For Chemtrails, a change of scenery was announced immediately on the new album’s swooning first released single, Let Me Love You Like a Woman, in the lyrics: 'I’m ready to leave LA and I want you to come'. This new, uncharted land prominently turns out to be the heartland of the United States, with stops in Yosemite, Lincoln, Tulsa, Arkansas and Louisiana. Throughout this folky, stirring, road trip across the Midwest, Del Rey narrates tales of fame, American idols, lost lovers and new ones, alcohol, and wandering through small towns and ranches – taking listeners deeper into her vision of the country.
Musical references are ripe, heavily influencing the storytelling. While the album opener White Dress, an achingly gorgeous piano backed song reflecting on times before fame (the music video for which we wholeheartedly recommend), refers to artists including the White Stripes and Kings of Leon, the main motif Del Rey employs is the inspiration, mentorship and solidarity of female musicians, particularly legendary country singer-songwriters. We hear of figures such as Joan Baez, Tammy Wynette, Joni Mitchell, Stevie Nicks and Nikki Lane, the latter sharing a microphone with Del Rey in a mournful performance on the country song Breaking up Slowly.
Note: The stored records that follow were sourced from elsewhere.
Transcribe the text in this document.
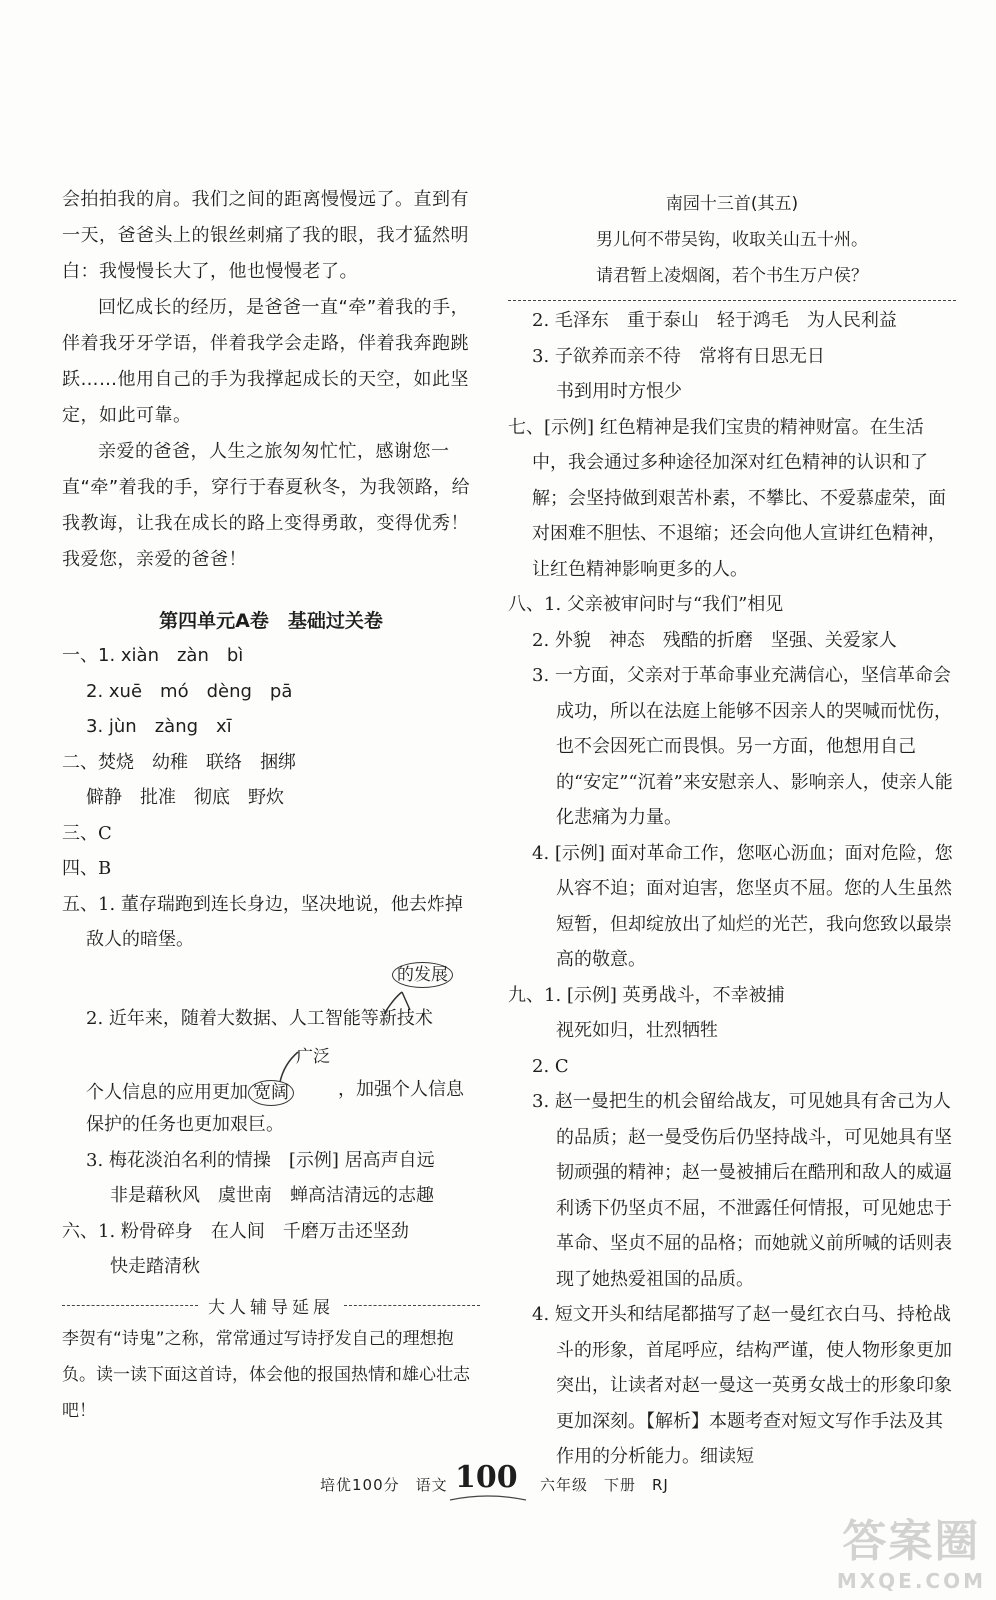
会拍拍我的肩。我们之间的距离慢慢远了。直到有一天，爸爸头上的银丝刺痛了我的眼，我才猛然明白：我慢慢长大了，他也慢慢老了。

回忆成长的经历，是爸爸一直“牵”着我的手，伴着我牙牙学语，伴着我学会走路，伴着我奔跑跳跃……他用自己的手为我撑起成长的天空，如此坚定，如此可靠。

亲爱的爸爸，人生之旅匆匆忙忙，感谢您一直“牵”着我的手，穿行于春夏秋冬，为我领路，给我教诲，让我在成长的路上变得勇敢，变得优秀！我爱您，亲爱的爸爸！

第四单元A卷　基础过关卷
一、1. xiàn　zàn　bì
2. xuē　mó　dèng　pā
3. jùn　zàng　xī
二、焚烧　幼稚　联络　捆绑
僻静　批准　彻底　野炊
三、C
四、B
五、1. 董存瑞跑到连长身边，坚决地说，他去炸掉敌人的暗堡。
的发展
2. 近年来，随着大数据、人工智能等新技术
广泛
个人信息的应用更加 宽阔	，加强个人信息保护的任务也更加艰巨。
3. 梅花淡泊名利的情操　[示例] 居高声自远
非是藉秋风　虞世南　蝉高洁清远的志趣
六、1. 粉骨碎身　在人间　千磨万击还坚劲
快走踏清秋
大人辅导延展
李贺有“诗鬼”之称，常常通过写诗抒发自己的理想抱负。读一读下面这首诗，体会他的报国热情和雄心壮志吧！
南园十三首(其五)
男儿何不带吴钩，收取关山五十州。
请君暂上凌烟阁，若个书生万户侯？
2. 毛泽东　重于泰山　轻于鸿毛　为人民利益
3. 子欲养而亲不待　常将有日思无日
书到用时方恨少
七、[示例] 红色精神是我们宝贵的精神财富。在生活中，我会通过多种途径加深对红色精神的认识和了解；会坚持做到艰苦朴素，不攀比、不爱慕虚荣，面对困难不胆怯、不退缩；还会向他人宣讲红色精神，让红色精神影响更多的人。
八、1. 父亲被审问时与“我们”相见
2. 外貌　神态　残酷的折磨　坚强、关爱家人
3. 一方面，父亲对于革命事业充满信心，坚信革命会成功，所以在法庭上能够不因亲人的哭喊而忧伤，也不会因死亡而畏惧。另一方面，他想用自己的“安定”“沉着”来安慰亲人、影响亲人，使亲人能化悲痛为力量。
4. [示例] 面对革命工作，您呕心沥血；面对危险，您从容不迫；面对迫害，您坚贞不屈。您的人生虽然短暂，但却绽放出了灿烂的光芒，我向您致以最崇高的敬意。
九、1. [示例] 英勇战斗，不幸被捕
视死如归，壮烈牺牲
2. C
3. 赵一曼把生的机会留给战友，可见她具有舍己为人的品质；赵一曼受伤后仍坚持战斗，可见她具有坚韧顽强的精神；赵一曼被捕后在酷刑和敌人的威逼利诱下仍坚贞不屈，不泄露任何情报，可见她忠于革命、坚贞不屈的品格；而她就义前所喊的话则表现了她热爱祖国的品质。
4. 短文开头和结尾都描写了赵一曼红衣白马、持枪战斗的形象，首尾呼应，结构严谨，使人物形象更加突出，让读者对赵一曼这一英勇女战士的形象印象更加深刻。【解析】本题考查对短文写作手法及其作用的分析能力。细读短
培优100分　语文 100 六年级　下册　RJ
答案圈
MXQE.COM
Excitingly, the singer has aptly announced the release of a new album of country covers for this summer.
Other guest spots also fit gently into the album’s ether, largely offered to like-minded, talented friends of the singer rather than overtly famous artists. After surrounding herself with an imagined group of her musical heroes in Dancing Till We Die, which features a cathartic bridge of bursting soulful rock, Del Rey appropriately finishes off the album surrounded with a fellow American singers Zella Day and Weyes Blood for a cover of Joni Mitchell’s For Free, which, despite its harmonies and lyrical significance, could be regarded as forgettable in comparison to the 10 previous songs on the album. Nonetheless, it plays an important role as an album closure, both in its underlying theme of struggling with fame, but especially as an indicator of an evolution in the artist’s portrayal of femininity and relation to other women. No longer is she painting an ultra-vulnerable, clinging, desperate persona, or depicting rivalries over mysterious, masculine lovers; Chemtrails positions Del Rey in a place of amorous self-assurance which she shares with her best friends (best seen on the album’s cover, below), and even Let Me Love You Like a Woman seems to come from a place of romantic maturity and newfound stability.
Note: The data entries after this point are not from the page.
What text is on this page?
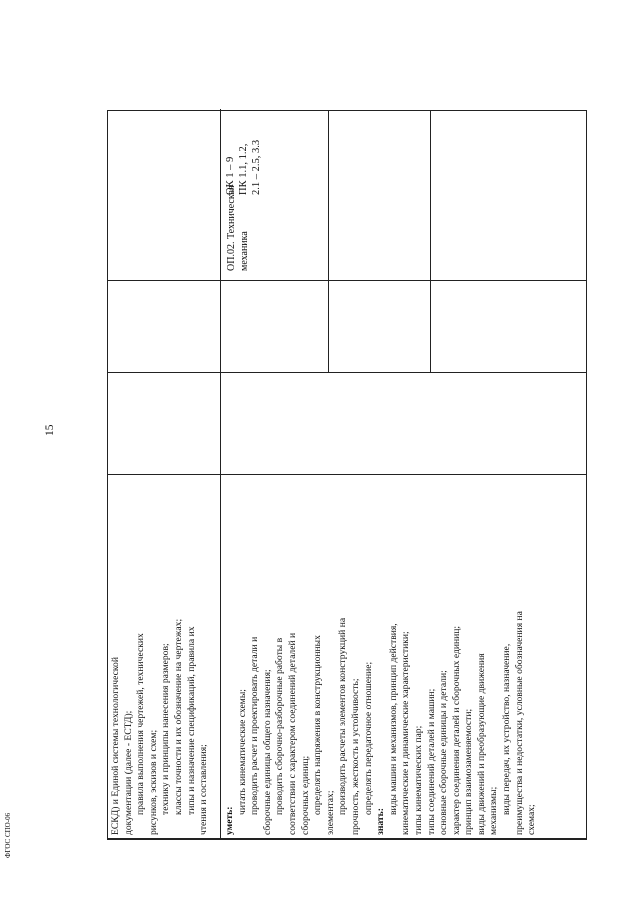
15
ФГОС СПО-06
ЕСКД) и Единой системы технологической документации (далее - ЕСТД); правила выполнения чертежей, технических рисунков, эскизов и схем; технику и принципы нанесения размеров; классы точности и их обозначение на чертежах; типы и назначение спецификаций, правила их чтения и составления; уметь:
читать кинематические схемы; проводить расчет и проектировать детали и сборочные единицы общего назначения; проводить сборочно-разборочные работы в соответствии с характером соединений деталей и сборочных единиц; определять напряжения в конструкционных элементах; производить расчеты элементов конструкций на прочность, жесткость и устойчивость; определять передаточное отношение;
знать:
виды машин и механизмов, принцип действия, кинематические и динамические характеристики; типы кинематических пар; типы соединений деталей и машин; основные сборочные единицы и детали; характер соединения деталей и сборочных единиц; принцип взаимозаменяемости; виды движений и преобразующие движения механизмы; виды передач, их устройство, назначение, преимущества и недостатки, условные обозначения на схемах;
ОП.02. Техническая механика
ОК 1 – 9 ПК 1.1, 1.2, 2.1 – 2.5, 3.3
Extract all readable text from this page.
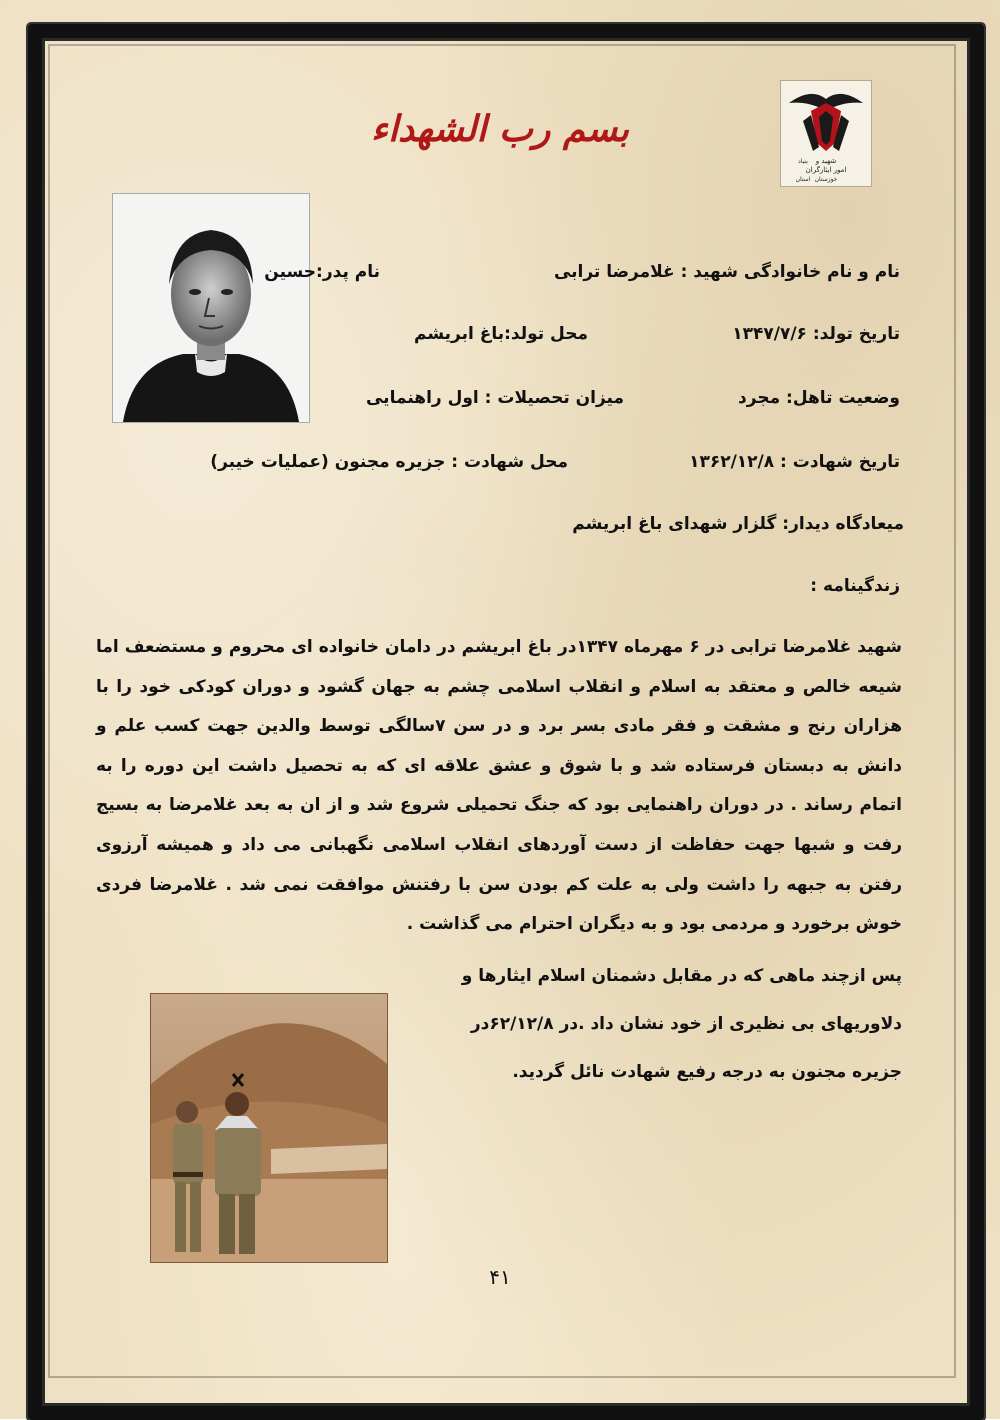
شهید و
امور ایثارگران
خوزستان
بنیاد
استان
بسم رب الشهداء
نام و نام خانوادگی شهید : غلامرضا ترابی
نام پدر:حسین
تاریخ تولد: ۱۳۴۷/۷/۶
محل تولد:باغ ابریشم
وضعیت تاهل: مجرد
میزان تحصیلات : اول راهنمایی
تاریخ شهادت : ۱۳۶۲/۱۲/۸
محل شهادت : جزیره مجنون (عملیات خیبر)
میعادگاه دیدار: گلزار شهدای باغ ابریشم
زندگینامه :
شهید غلامرضا ترابی در ۶ مهرماه ۱۳۴۷در باغ ابریشم در دامان خانواده ای محروم و مستضعف اما شیعه خالص و معتقد به اسلام و انقلاب اسلامی چشم به جهان گشود و دوران کودکی خود را با هزاران رنج و مشقت و فقر مادی بسر برد و در سن ۷سالگی توسط والدین جهت کسب علم و دانش به دبستان فرستاده شد و با شوق و عشق علاقه ای که به تحصیل داشت این دوره را به اتمام رساند . در دوران راهنمایی بود که جنگ تحمیلی شروع شد و از ان به بعد غلامرضا به بسیج رفت و شبها جهت حفاظت از دست آوردهای انقلاب اسلامی نگهبانی می داد و همیشه آرزوی رفتن به جبهه را داشت ولی به علت کم بودن سن با رفتنش موافقت نمی شد . غلامرضا فردی خوش برخورد و مردمی بود و به دیگران احترام می گذاشت .
پس ازچند ماهی که در مقابل دشمنان اسلام ایثارها و دلاوریهای بی نظیری از خود نشان داد .در ۶۲/۱۲/۸در جزیره مجنون به درجه رفیع شهادت نائل گردید.
۴۱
Through Chemtrails, Del Rey reveals that within this new era her softest moments can be her most powerful. While it may not possess as many monumental showpieces as its older sibling (no nine-minute Venice Bitch and one of her shortest albums to date), Chemtrails is every bit as sharp, and exceptionally well written and delivered. It's as much personal as it is hyper-referential, and, most importantly, is a gorgeous addition to, and continuation of, the musical universe Del Rey inhabits, which makes her stand out among her peers.